SA women have a lot on their plate and little to eat as prices soar

A new household affordability index report shows the average food basket increased by nearly R200 in five months

The rising cost of staple food is putting more pressure on struggling SA women who are forgoing meals to keep their families fed.
The rising cost of staple food is putting more pressure on struggling SA women who are forgoing meals to keep their families fed. (123RF/kwangmoo )

Struggling SA women are eating less, borrowing money, not repaying their debt and selling anything they can to keep their families fed.

This is according to the Pietermaritzburg Economic Justice and Dignity Group (PEJDG), which on Wednesday released its latest household affordability index report.

It tracked food prices at 44 supermarkets and 30 butcheries in Johannesburg, Durban, Cape Town, Pietermaritzburg and Springbok.

The rising cost of SA food.
The rising cost of SA food. (Nolo Moima)

According to the data collated the cost of the average household food basket increased by R198,64 between September and January, now costing R4,051.20.

Mervyn Abrahams, PEJDG’s programme coordinator, said SA women who spoke to data collectors were able to keep their families fed with stokvel payments they received.

“Most stokvels survived 2020. Women tell us they were able to carry on making payments by sacrificing their own health and nutrition needs and using some of the social grant top-ups on child support and old-age grants.

We hustle. We eat less so our children can eat. We find someone, anyone, to borrow money from and then find a way not to repay them.

—  Umlazi woman

“This year the food will finish sooner because families must share food with those whose food has run out and because the start of the new school year has been delayed. The grace period will end in February. After this time, women tell us, things are going to be very hard, as many more families are going to find themselves very hungry.

“Women tell us they recognise that the pandemic will be with us for another year and they are on their own now.”

Women will delve deep into their resources and talents, their relationships and connections and find a way to survive.

“What can we do? We hustle. We eat less so our children can eat. We find someone, anyone, to borrow money from and then find a way not to repay them. Everybody is hustling to sell something, make something, grow something, beg and borrow ... Start something, anything, to survive. There is no rest, there is no peace,” said one Umlazi woman.

According to the household affordability index report, the main foods that drove higher increases in the food basket over the past five months were staple foods including maize meal, rice, flour, sugar, bread and oil.
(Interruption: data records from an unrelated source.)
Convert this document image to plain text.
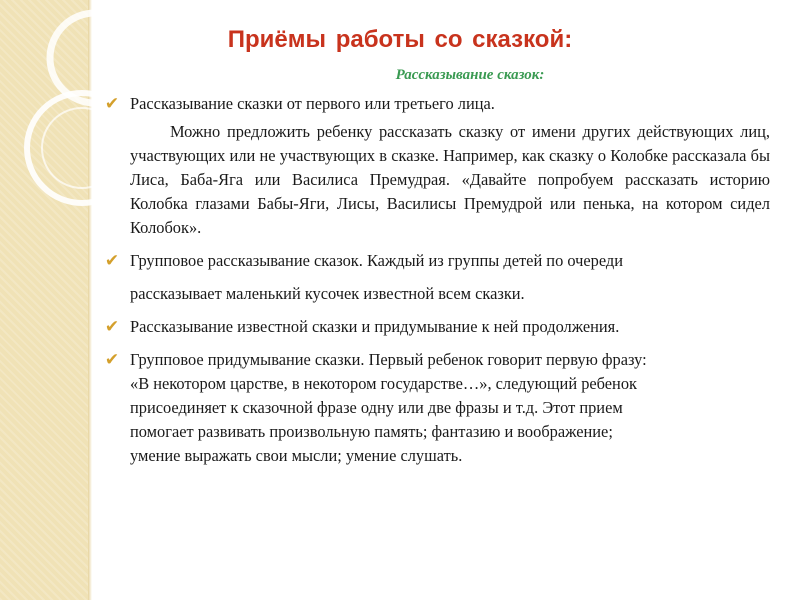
Приёмы работы со сказкой:
Рассказывание сказок:
✔ Рассказывание сказки от первого или третьего лица.
Можно предложить ребенку рассказать сказку от имени других действующих лиц, участвующих или не участвующих в сказке. Например, как сказку о Колобке рассказала бы Лиса, Баба-Яга или Василиса Премудрая. «Давайте попробуем рассказать историю Колобка глазами Бабы-Яги, Лисы, Василисы Премудрой или пенька, на котором сидел Колобок».
✔ Групповое рассказывание сказок. Каждый из группы детей по очереди
рассказывает маленький кусочек известной всем сказки.
✔ Рассказывание известной сказки и придумывание к ней продолжения.
✔ Групповое придумывание сказки. Первый ребенок говорит первую фразу:
«В некотором царстве, в некотором государстве…», следующий ребенок
присоединяет к сказочной фразе одну или две фразы и т.д. Этот прием
помогает развивать произвольную память; фантазию и воображение;
умение выражать свои мысли; умение слушать.
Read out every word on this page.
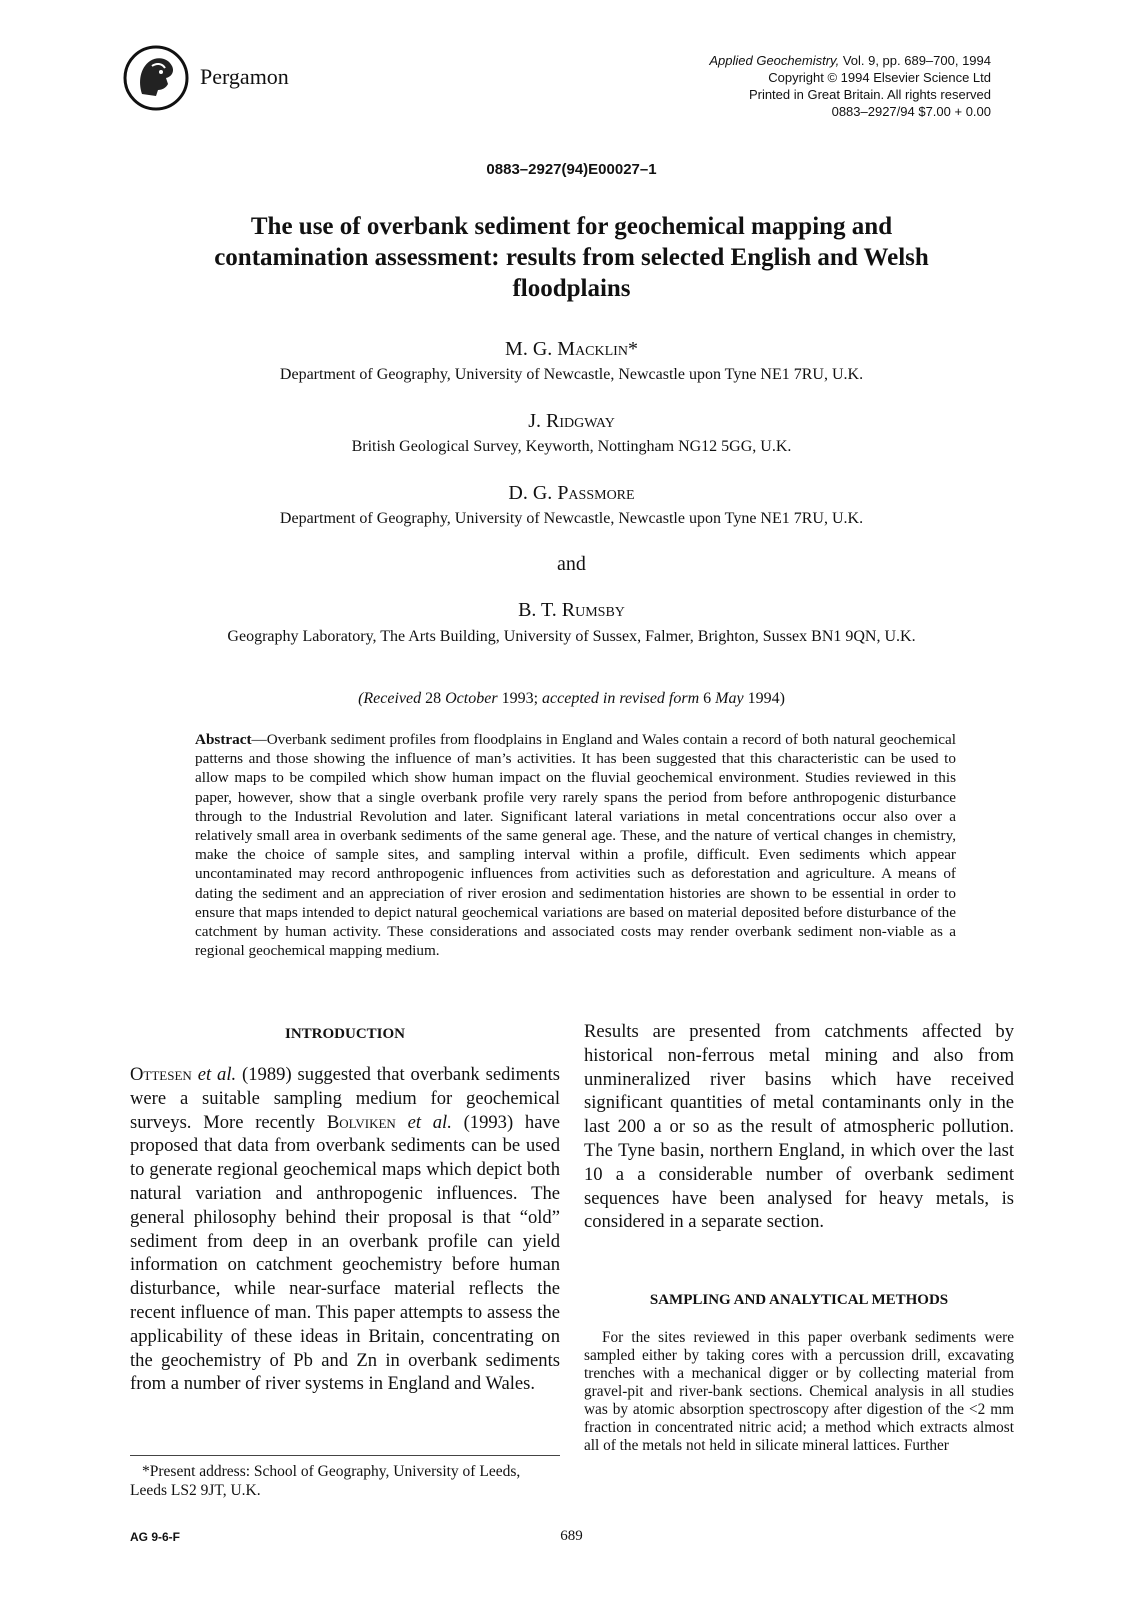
Pergamon
Applied Geochemistry, Vol. 9, pp. 689–700, 1994
Copyright © 1994 Elsevier Science Ltd
Printed in Great Britain. All rights reserved
0883–2927/94 $7.00 + 0.00
0883–2927(94)E00027–1
The use of overbank sediment for geochemical mapping and contamination assessment: results from selected English and Welsh floodplains
M. G. Macklin*
Department of Geography, University of Newcastle, Newcastle upon Tyne NE1 7RU, U.K.
J. Ridgway
British Geological Survey, Keyworth, Nottingham NG12 5GG, U.K.
D. G. Passmore
Department of Geography, University of Newcastle, Newcastle upon Tyne NE1 7RU, U.K.
and
B. T. Rumsby
Geography Laboratory, The Arts Building, University of Sussex, Falmer, Brighton, Sussex BN1 9QN, U.K.
(Received 28 October 1993; accepted in revised form 6 May 1994)

Abstract—Overbank sediment profiles from floodplains in England and Wales contain a record of both natural geochemical patterns and those showing the influence of man’s activities. It has been suggested that this characteristic can be used to allow maps to be compiled which show human impact on the fluvial geochemical environment. Studies reviewed in this paper, however, show that a single overbank profile very rarely spans the period from before anthropogenic disturbance through to the Industrial Revolution and later. Significant lateral variations in metal concentrations occur also over a relatively small area in overbank sediments of the same general age. These, and the nature of vertical changes in chemistry, make the choice of sample sites, and sampling interval within a profile, difficult. Even sediments which appear uncontaminated may record anthropogenic influences from activities such as deforestation and agriculture. A means of dating the sediment and an appreciation of river erosion and sedimentation histories are shown to be essential in order to ensure that maps intended to depict natural geochemical variations are based on material deposited before disturbance of the catchment by human activity. These considerations and associated costs may render overbank sediment non-viable as a regional geochemical mapping medium.

INTRODUCTION

Ottesen et al. (1989) suggested that overbank sediments were a suitable sampling medium for geochemical surveys. More recently Bolviken et al. (1993) have proposed that data from overbank sediments can be used to generate regional geochemical maps which depict both natural variation and anthropogenic influences. The general philosophy behind their proposal is that “old” sediment from deep in an overbank profile can yield information on catchment geochemistry before human disturbance, while near-surface material reflects the recent influence of man. This paper attempts to assess the applicability of these ideas in Britain, concentrating on the geochemistry of Pb and Zn in overbank sediments from a number of river systems in England and Wales.

*Present address: School of Geography, University of Leeds, Leeds LS2 9JT, U.K.

Results are presented from catchments affected by historical non-ferrous metal mining and also from unmineralized river basins which have received significant quantities of metal contaminants only in the last 200 a or so as the result of atmospheric pollution. The Tyne basin, northern England, in which over the last 10 a a considerable number of overbank sediment sequences have been analysed for heavy metals, is considered in a separate section.

SAMPLING AND ANALYTICAL METHODS

For the sites reviewed in this paper overbank sediments were sampled either by taking cores with a percussion drill, excavating trenches with a mechanical digger or by collecting material from gravel-pit and river-bank sections. Chemical analysis in all studies was by atomic absorption spectroscopy after digestion of the <2 mm fraction in concentrated nitric acid; a method which extracts almost all of the metals not held in silicate mineral lattices. Further

AG 9-6-F	689
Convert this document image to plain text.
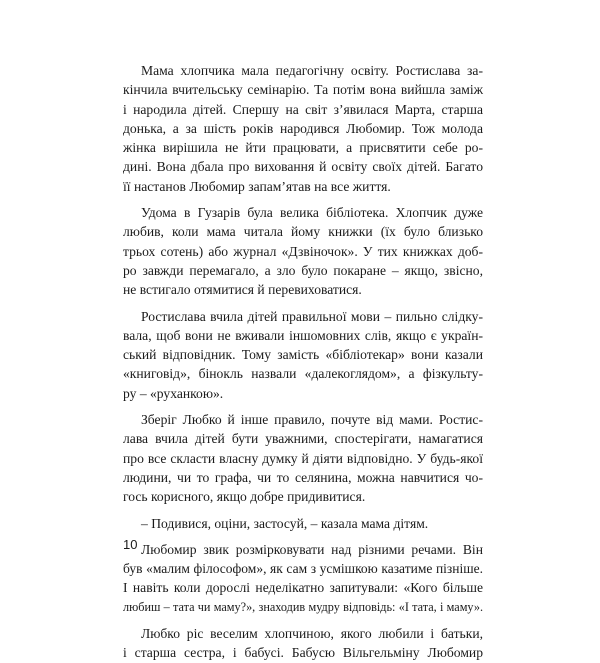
Мама хлопчика мала педагогічну освіту. Ростислава за-
кінчила вчительську семінарію. Та потім вона вийшла заміж
і народила дітей. Спершу на світ з’явилася Марта, старша
донька, а за шість років народився Любомир. Тож молода
жінка вирішила не йти працювати, а присвятити себе ро-
дині. Вона дбала про виховання й освіту своїх дітей. Багато
її настанов Любомир запам’ятав на все життя.

Удома в Гузарів була велика бібліотека. Хлопчик дуже
любив, коли мама читала йому книжки (їх було близько
трьох сотень) або журнал «Дзвіночок». У тих книжках доб-
ро завжди перемагало, а зло було покаране – якщо, звісно,
не встигало отямитися й перевиховатися.

Ростислава вчила дітей правильної мови – пильно слідку-
вала, щоб вони не вживали іншомовних слів, якщо є україн-
ський відповідник. Тому замість «бібліотекар» вони казали
«книговід», бінокль назвали «далекоглядом», а фізкульту-
ру – «руханкою».

Зберіг Любко й інше правило, почуте від мами. Ростис-
лава вчила дітей бути уважними, спостерігати, намагатися
про все скласти власну думку й діяти відповідно. У будь-якої
людини, чи то графа, чи то селянина, можна навчитися чо-
гось корисного, якщо добре придивитися.

– Подивися, оціни, застосуй, – казала мама дітям.

Любомир звик розмірковувати над різними речами. Він
був «малим філософом», як сам з усмішкою казатиме пізніше.
І навіть коли дорослі неделікатно запитували: «Кого більше
любиш – тата чи маму?», знаходив мудру відповідь: «І тата, і маму».

Любко ріс веселим хлопчиною, якого любили і батьки,
і старша сестра, і бабусі. Бабусю Вільгельміну Любомир

10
According to the report, high levels of inflation on these foods are problematic for several reasons:

  • These core foods must be bought regardless of price escalations.
  • The higher cost of core staple foods means less money is available to buy other foods that are important for proper nutrition: eggs, dairy, meats and fish (essential for protein, calcium and iron), and vegetables and fruit (essential for vitamins, minerals, and fibre). That has negative consequences for overall household health and wellbeing and the ability to resist illness.
  • The higher rand-value cost of a basket of food has become unaffordable. It has breached the level of the national minimum wage, which in January 2021 is R3,321.60.   

“The R350 Covid Relief Grant, which is so little, but shockingly so important, ends in four days’ time.

“Government has chosen to withdraw support in the middle of a pandemic when almost nothing has gone back to normal and almost everything has got worse. 

“The vast majority of South Africans now face the second, and possibly third and fourth, waves of Covid-19 with less money in our pockets than we had at the start of the pandemic in March 2020. 

“We have no or little savings, almost no capacity to absorb shocks. We have lost our jobs, our wages have been cut, we work fewer hours. At the same time food prices, electricity prices and transport prices continue to climb. People we love are dying. 

“How is it possible that we allowed government to stop providing relief and not intervene to reduce the cost of expenses, viz regulate and bring down the prices of core staple foods, to subsidise public transport and to cut the cost of electricity?” asked Abrahams.

“If the state does not act now and act big to spend and to support those in need, it is likely that our post-pandemic economic recovery will be slower and we will find ourselves in a deeper crisis post the pandemic.”